Ah… Those Faults You Have…

Ahh… Those Faults You Have.

  • The easiest faults to condemn are those noticed in others.   However, I have found the easiest faults to recognize are those that I have personally experienced within  my own person.  Condemning others is voicing anger at yourself or at least it was in my case.
  • A better way is to acknowledge the fault in others is to smile your best smile while saying a prayer for guidance of both the person who has exhibited the fault and for yourself.   
  • This has a humbling quality.  It also keeps friends as friends.

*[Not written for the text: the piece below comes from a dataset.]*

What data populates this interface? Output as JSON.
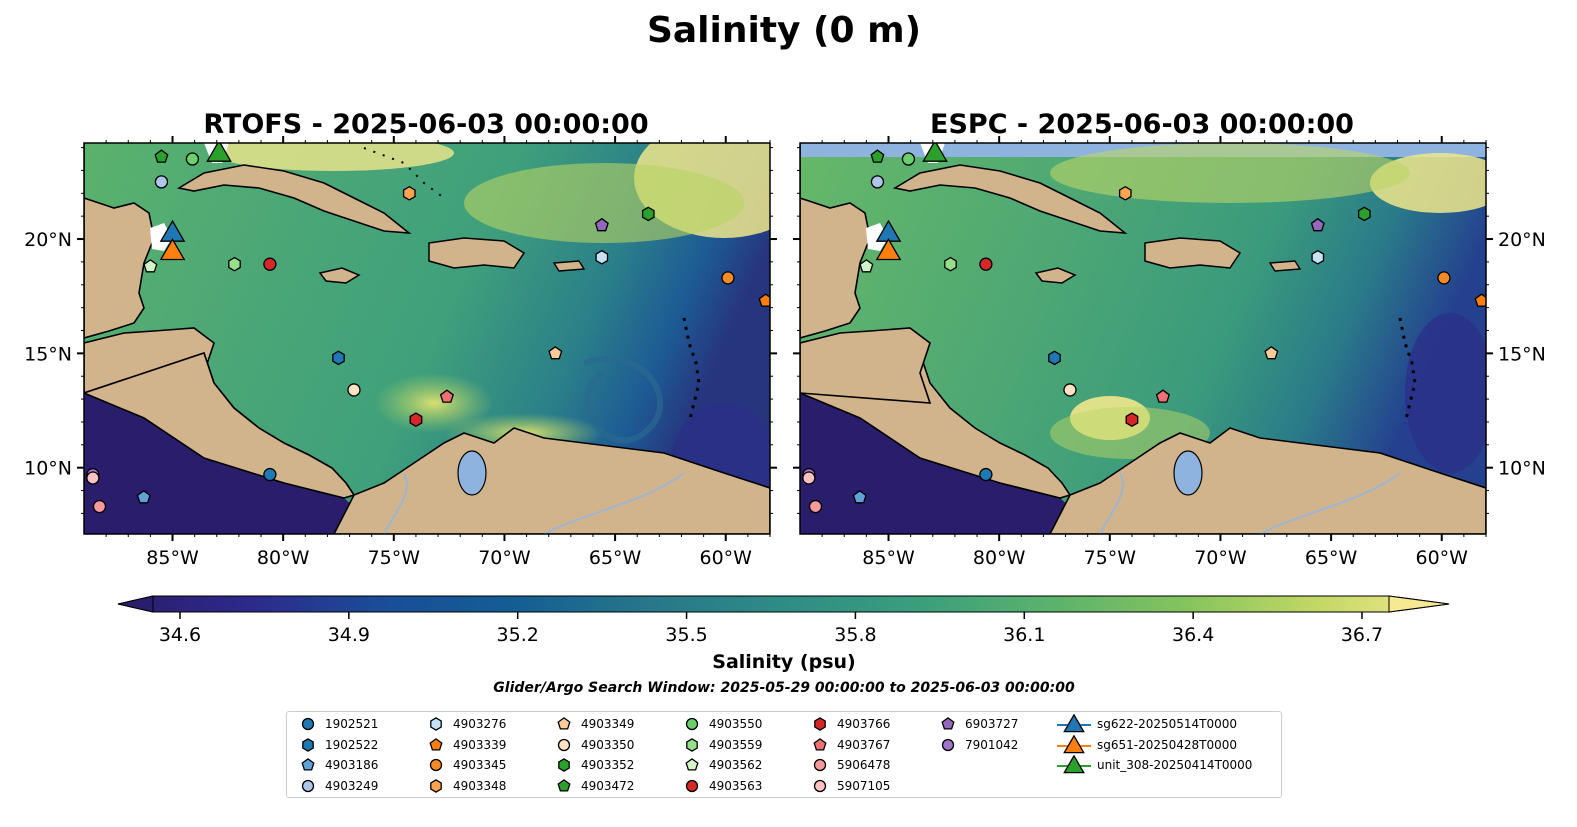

Originally written:   December 10, 1994

Where am I Going?

Where am I going?

  • Where am I going?
  • I think I know!
    • I say “think” because the winds of change blow;
      • Sometimes meekly and other times very brazenly.
    • I, like the oak tree, bend in the wind allowing the wind to pass  changing only those things necessary to sustain life and stay on course.
  • Where am I going?
  • I know the way!
    • I say “know” because I am committed;
      • commitment plus perseverance equals achievement!
    • I like the tortoise, slow, plodding, deliberate.
  • Where am I going?
  • The way is here inside,
    • The path unclear – full of danger.
    • It is strewn with pitfalls and brambles.
    • It winds in and out of darkness, fog, and sunlight.
    • It turns upon itself confusing travelers.
  • Where am I going? 
  •  I feel safe.   I have faith.  
    • I will reach my destination!
    • It will be different than I now see it.
      • Yet, I am comfortable it will be MY Destination.

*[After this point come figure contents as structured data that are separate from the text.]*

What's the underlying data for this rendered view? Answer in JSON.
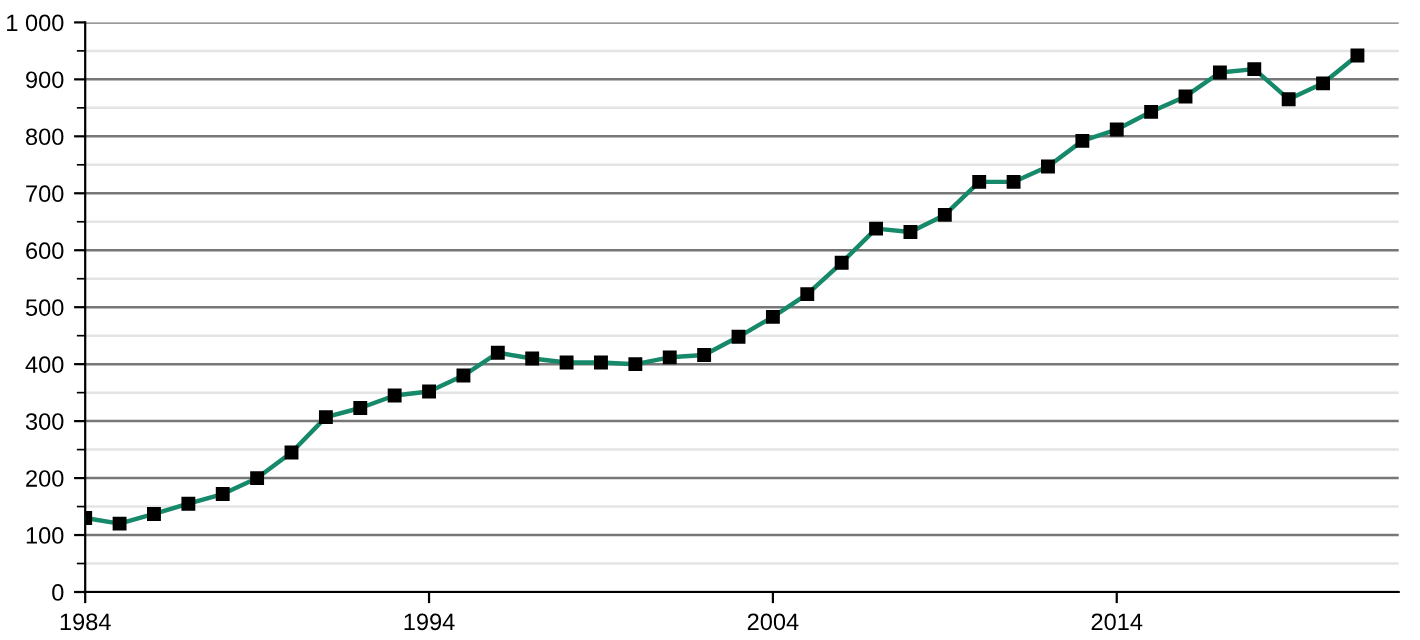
{
  "chart_data": {
    "type": "line",
    "marker": "square",
    "line_style": "solid",
    "grid": "y",
    "x": [
      1984,
      1985,
      1986,
      1987,
      1988,
      1989,
      1990,
      1991,
      1992,
      1993,
      1994,
      1995,
      1996,
      1997,
      1998,
      1999,
      2000,
      2001,
      2002,
      2003,
      2004,
      2005,
      2006,
      2007,
      2008,
      2009,
      2010,
      2011,
      2012,
      2013,
      2014,
      2015,
      2016,
      2017,
      2018,
      2019,
      2020,
      2021
    ],
    "series": [
      {
        "color": "#16896a",
        "values": [
          130,
          120,
          137,
          155,
          172,
          200,
          245,
          307,
          323,
          345,
          352,
          380,
          420,
          410,
          403,
          403,
          400,
          412,
          416,
          448,
          483,
          523,
          578,
          638,
          632,
          662,
          720,
          720,
          747,
          792,
          812,
          843,
          870,
          912,
          918,
          865,
          893,
          942
        ]
      }
    ],
    "xlim": [
      1984,
      2022.2
    ],
    "xticks": [
      1984,
      1994,
      2004,
      2014
    ],
    "ylim": [
      0,
      1000
    ],
    "yticks": [
      0,
      100,
      200,
      300,
      400,
      500,
      600,
      700,
      800,
      900,
      {
        "value": 1000,
        "label": "1 000"
      }
    ]
  }
}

Originally written:    November 19, 1994

Frustration can be Debilitating

Frustration can be Debilitating

  • Frustration can be debilitating.
    • Debilitation can lead to hopelessness.
    • Hopelessness leads to despair.
    • Despairing can lead to inaction.
    • Inaction leads to frustration.
  • Decisions and actions lead to accomplishment.
    • Accomplishment leads to self-worth.
  • Thus the cycle of frustration is broken.

Originally written:  November 1, 1994

Ebb and Flow of Energy

Ebb and Flow to My Life Energy

I have detected an ebb and flow to my life energy.  There are days when it takes a significant  effort to maintain concentration, to complete a task, or just make a decision.  It seems these times are accompanied with a tiredness  of mind and spirit.   Then, there are days when everything is easy.   I can be super-charged with energy,  motivation, drive to carry out tasks and actually get them done.

After years of  monitoring my energy levels there seems to be a cycle.  Like a tide in the ocean, the ebb and flow governed by the moon, life’s energy is governed by some unseen force.  There is a regularity to the change of energy cycles.  There is a perpetual ebb and flow of life’s energy.

Have you felt the same ebb and flow?   I believe each of us have this cycle.  The challenge is to take advantage of these changes.
Originally written:  October 29, 1994

Trouble Listening to You

Trouble listening to you.

I have trouble listening to others.  I have these thoughts that intrude and shut off my hearing.  I become self-absorbed in these thoughts.  These bandits steal my attention and my concentration.  They rob me of self-respect and the respect of others. 

No matter how hard I try to look into my friends eyes and block out all the  distractions,  the bandit jumps out from behind some of the words I hear to create a thought, a contemplation, a derivative of what I am hearing.   My ears shut off and I ruminate on the distraction.   Then, suddenly I see the eyes before me change in a subtle way and  recognize I was ambushed.

I feel  horribly embarrassed.  I struggle to catch up with the conversation to become knowledgeable enough to intelligently respond.    I have become very adept at giving a nod, a grunt, or “Hmm-mmm” indicating I have heard.  However, deep within the recess of my mind  I know I just got caught again.  I try to hide my embarrassment and confusion from getting to my eyes for all to see.   Yet, I know I was ambushed.

I mask my feelings in a studied concentration.  Oh, what an actor I have become.  Self-discipline, yes but more.   I need a marshall or sheriff to arrest those words that form in my mind before I get distracted.  I need to find a method to avoid being robbed of my attention. 

I have trouble listening.  I know others have similar problems.  I forgive my self and begin again avoid the bandit.